THE WORLD TREASURY OF CHILDREN'S LITERATURE

By

Pub Date: Sept. 28th, 1984
Publisher: Little, Brown

The first children's book ever to be a main selection of the Book-of-the-Month Club"" (for November)--but otherwise negligible, or worse. In two boxed volumes (total weight, over 5 lbs.) is a jumble of mostly-standard selections--nursery rhymes, fables, folk and fairy tales, excerpts from juvenile classics--supposedly for youngsters from four-to-eight. (A second set, scheduled for Fall '85 publication, will be for nine-to-twelves.) The largest single category, however, consists of picture-book abridgements--complete texts, ""selected"" illustrations.
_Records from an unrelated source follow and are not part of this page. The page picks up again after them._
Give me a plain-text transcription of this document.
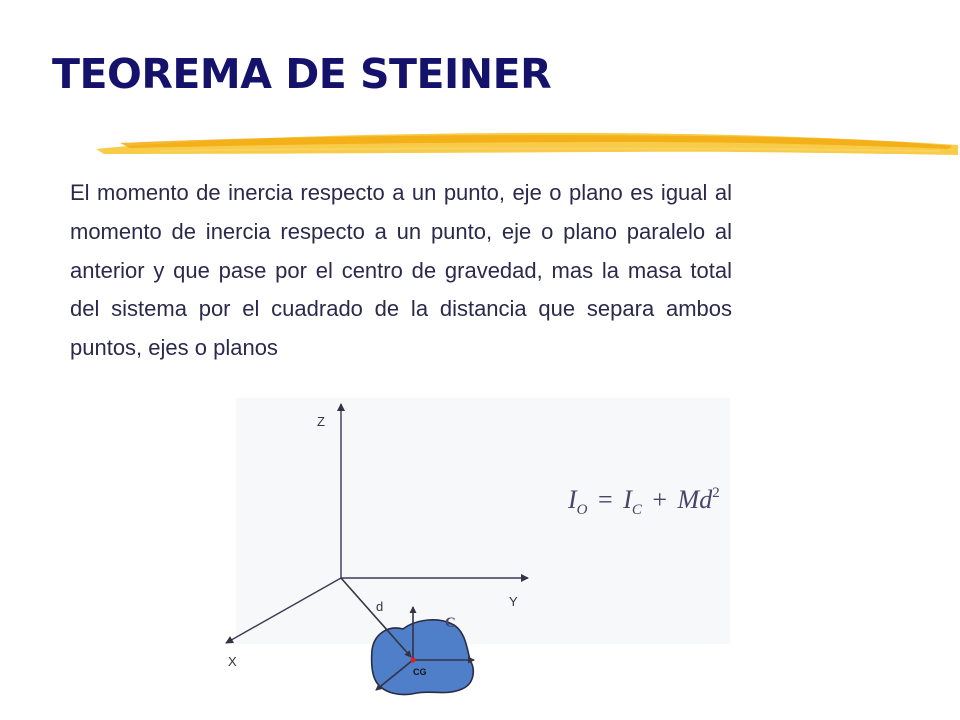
TEOREMA DE STEINER

El momento de inercia respecto a un punto, eje o plano es igual al momento de inercia respecto a un punto, eje o plano paralelo al anterior y que pase por el centro de gravedad, mas la masa total del sistema por el cuadrado de la distancia que separa ambos puntos, ejes o planos

Z
Y
X
d
C
CG
$I_O = I_C + Md^2$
The audience for much of this material (Goodnight Moon, The Story of Ping, Curious George, Where the Wild Things Are, etc., etc.), and also for much of the balance, is one-to-fives. The picture books, reduced to a kind of picture-story, lose immeasurably and altogether unnecessarily: they're the most popular, most widely available we have. For the rest, the book is illustrated with black-and-white drawings by Leslie Morrill that veer between comic-book muscles-and-smirks and cartoon burlesque. There is one clinker: Lucille Clifton's poem, ""Sunday Morning Lonely"" (from Some Days and Ways of Everett Anderson), which begins ""Daddy's back/ is broad and black/ and Everett Anderson loves to ride it,"" is illustrated with two drawings of a dog. (That's one of two selections that have anything to do with a racial or cultural minority, the other being Ezra Jack Keats' Hi, Cat! One of the three non-European selections, Alice Ritchie's ""Two of Everything,"" from The Treasure of Li-Po, isn't illustrated as Chinese.) There are a very few less familiar European selections that some children might like and not find elsewhere. But the set as a whole is a misconceived enterprise, poorly accomplished at that.